Taxonomic note V. traversii Hort., not Hook.f.
An evergreen shrub up to 6 ft high, or more, forming a wide-spreading, rounded bush of dense habit; branches erect, at first minutely downy, soon becoming quite glabrous. Leaf-bud with a narrow sinus. Leaves densely arranged on the shoot (ten or twelve to the inch), superposed in four vertical rows; narrowly oval or oblong, sometimes slightly obovate, 1⁄2 to 1 in. long, 1⁄6 to 1⁄4 in. wide, pointed, tapered at the base to a short, broad, hinged stalk, dark, rather dull green. Racemes produced in July from the leaf-axils near the end of the shoot, usually about 3⁄4 in. long, 3 in. wide, the main-stalk minutely downy. Flowers 1⁄4 to 1⁄3 in. in diameter, white. Sepals ovate with minute hairs at the edges. Corolla-tube broad, about twice as long as calyx. Anthers purple-brown. Seed-vessel 1⁄6 in. long, much compressed, about twice as long as the sepals. Bot. Mag., t. 6390.

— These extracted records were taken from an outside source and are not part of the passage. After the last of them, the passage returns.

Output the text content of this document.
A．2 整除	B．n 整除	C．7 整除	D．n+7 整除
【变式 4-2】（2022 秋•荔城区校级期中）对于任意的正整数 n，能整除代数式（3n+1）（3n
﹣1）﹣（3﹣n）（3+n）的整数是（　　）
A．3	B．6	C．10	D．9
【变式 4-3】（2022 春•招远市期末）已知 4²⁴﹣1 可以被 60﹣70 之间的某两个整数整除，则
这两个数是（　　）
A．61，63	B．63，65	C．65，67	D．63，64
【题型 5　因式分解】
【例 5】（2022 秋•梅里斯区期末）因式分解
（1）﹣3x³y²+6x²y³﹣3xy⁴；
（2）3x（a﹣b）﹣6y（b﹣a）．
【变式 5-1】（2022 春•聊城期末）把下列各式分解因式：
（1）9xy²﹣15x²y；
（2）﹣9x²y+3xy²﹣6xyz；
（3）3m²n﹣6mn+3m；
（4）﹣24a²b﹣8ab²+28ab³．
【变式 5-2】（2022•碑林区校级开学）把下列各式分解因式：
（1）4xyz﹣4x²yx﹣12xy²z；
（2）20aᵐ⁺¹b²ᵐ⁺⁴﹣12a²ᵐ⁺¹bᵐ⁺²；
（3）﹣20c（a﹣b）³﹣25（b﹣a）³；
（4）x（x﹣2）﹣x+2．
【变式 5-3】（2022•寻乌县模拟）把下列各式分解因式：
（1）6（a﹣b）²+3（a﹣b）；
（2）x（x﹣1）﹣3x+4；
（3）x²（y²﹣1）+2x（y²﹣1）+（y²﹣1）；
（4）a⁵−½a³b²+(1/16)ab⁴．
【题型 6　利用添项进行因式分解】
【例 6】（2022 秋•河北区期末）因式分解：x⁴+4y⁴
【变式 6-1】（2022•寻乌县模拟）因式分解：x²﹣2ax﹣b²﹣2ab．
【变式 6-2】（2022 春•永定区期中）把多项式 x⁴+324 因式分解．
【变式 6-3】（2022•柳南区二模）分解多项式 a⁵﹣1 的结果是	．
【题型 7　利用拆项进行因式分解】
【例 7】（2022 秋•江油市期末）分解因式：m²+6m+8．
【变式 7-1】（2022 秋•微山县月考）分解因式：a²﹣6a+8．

Native of New Zealand; introduced about 1868. This has proved the most hardy, and on the whole the most ornamental of New Zealand veronicas in gardens. The only time I have seen it killed by cold was in February 1895. It makes a handsome and shapely evergreen, worth growing on that account alone, but it has the additional attraction of flowering freely and regularly after midsummer, when shrubs in flower cease to be abundant. It is pleasing as an isolated specimen on a lawn.